No, the war wasn’t the issue in this race — or at least not any war in Baghdad. The real battle was between two men, as opposite as they could be: Wellstone, the former college wrestler and later college professor, aggressively frumpy and flamingly liberal; Coleman, ambitious and pro-business, slick — almost glamorous — and just about a secular saint in some quarters for bringing pro hockey back to Minnesota after the North Stars moved to Texas. Each built his campaign largely on the other’s personality and broken promises.

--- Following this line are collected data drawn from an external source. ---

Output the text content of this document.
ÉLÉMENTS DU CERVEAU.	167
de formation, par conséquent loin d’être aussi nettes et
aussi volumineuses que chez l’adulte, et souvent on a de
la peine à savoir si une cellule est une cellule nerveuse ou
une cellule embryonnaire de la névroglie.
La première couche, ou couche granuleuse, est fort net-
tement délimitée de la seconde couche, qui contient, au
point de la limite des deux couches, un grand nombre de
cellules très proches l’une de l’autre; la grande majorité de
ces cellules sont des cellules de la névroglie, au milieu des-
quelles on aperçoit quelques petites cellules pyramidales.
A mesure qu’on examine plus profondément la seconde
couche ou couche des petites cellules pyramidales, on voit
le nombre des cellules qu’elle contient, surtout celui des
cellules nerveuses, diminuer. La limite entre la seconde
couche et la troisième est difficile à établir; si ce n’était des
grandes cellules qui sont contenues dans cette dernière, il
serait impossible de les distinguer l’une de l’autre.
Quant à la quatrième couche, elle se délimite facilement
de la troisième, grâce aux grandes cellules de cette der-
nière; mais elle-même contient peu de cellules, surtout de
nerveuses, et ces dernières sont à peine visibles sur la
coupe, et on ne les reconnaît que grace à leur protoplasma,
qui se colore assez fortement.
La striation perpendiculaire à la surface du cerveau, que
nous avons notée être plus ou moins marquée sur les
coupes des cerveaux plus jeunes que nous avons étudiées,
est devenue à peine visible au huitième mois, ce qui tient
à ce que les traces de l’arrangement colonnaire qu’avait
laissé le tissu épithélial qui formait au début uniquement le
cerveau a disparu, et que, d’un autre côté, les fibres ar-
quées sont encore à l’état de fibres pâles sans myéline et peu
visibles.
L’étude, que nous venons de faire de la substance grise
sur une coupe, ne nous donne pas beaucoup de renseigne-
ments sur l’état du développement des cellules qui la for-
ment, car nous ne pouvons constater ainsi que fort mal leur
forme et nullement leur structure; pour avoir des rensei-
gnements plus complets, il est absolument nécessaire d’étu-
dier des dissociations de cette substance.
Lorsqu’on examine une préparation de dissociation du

Coleman’s most persistent message was to remind voters that Wellstone promised to serve only two terms and now was running for a third, making him into that dangerous creature, a career politician. Wellstone’s main message was to remind voters that Coleman used to be a Democrat, before finding greener pastures (and major contributions) with the Republicans.

Their public debates were often personal, and fairly uncomfortable by the close-to-the-vest Scandinavian standards of Minnesota decorum. The two sparred on a public TV show a few weeks ago, about whose campaign’s ads were the most misleading. The hosts quickly lost control of the program to Wellstone, who paid no attention to requests for concise answers, interrupted his challenger frequently, and then demanded “Let me finish!” when Coleman interrupted him. Coleman seemed tight-lipped and fairly seething.

This is why, in a weekend of eulogies for a beloved leader, Minnesotans can’t help but feel some sympathy for Coleman. Without Wellstone as his raison d’etre, what is his race about?

I’m no political analyst; I’m a newspaper columnist. But the job gives me a small glimpse into the voting zeitgeist when I check my voice mail at work, where readers often vent not about what’s in my column, but what’s on their minds. Lately, they call about the economy, about being laid-off and worrying about how long unemployment benefits will last. They call about education: With massive state deficits, dozens of school districts have levy referendums before voters, who already feel tapped out. They call about rising health insurance premiums, the cost of child care and care for their elderly parents. These issues resonate particularly with female voters, and the latest polls showed he was ahead with women by 12 points.

Just days ago it seemed that the Coleman campaign was figuring this out. A brand new ad featured Coleman’s own parents complaining that the “other fellow” was trying to scare them about losing their Social Security. The political ads have been increasingly ubiquitous — and, to most of us, irritating — but they finally disappeared Friday. Suddenly, we got TV coverage that had no time for commercial breaks — images of candlelight vigils, Norm and Laurie Coleman offering their condolences on the front stoop, and Gov. Jesse Ventura ordering the flags to fly at half-staff until Election Day.

It was Ventura who beat Coleman in his last race — his losing quest to be governor of Minnesota. Now Coleman has to fight an even stranger electoral battle. With Wellstone’s death, he has lost his adversary, his alter ego — the entire focus of a year’s worth of campaign strategy.

This campaign was never about Iraq, or about which party ends up controlling the Senate. It was about two strong personalities. No matter what happens in the next nine days, it has lost whatever definition it had.

 

Laura Billings is a columnist for the St. Paul (Minn.) Pioneer Press.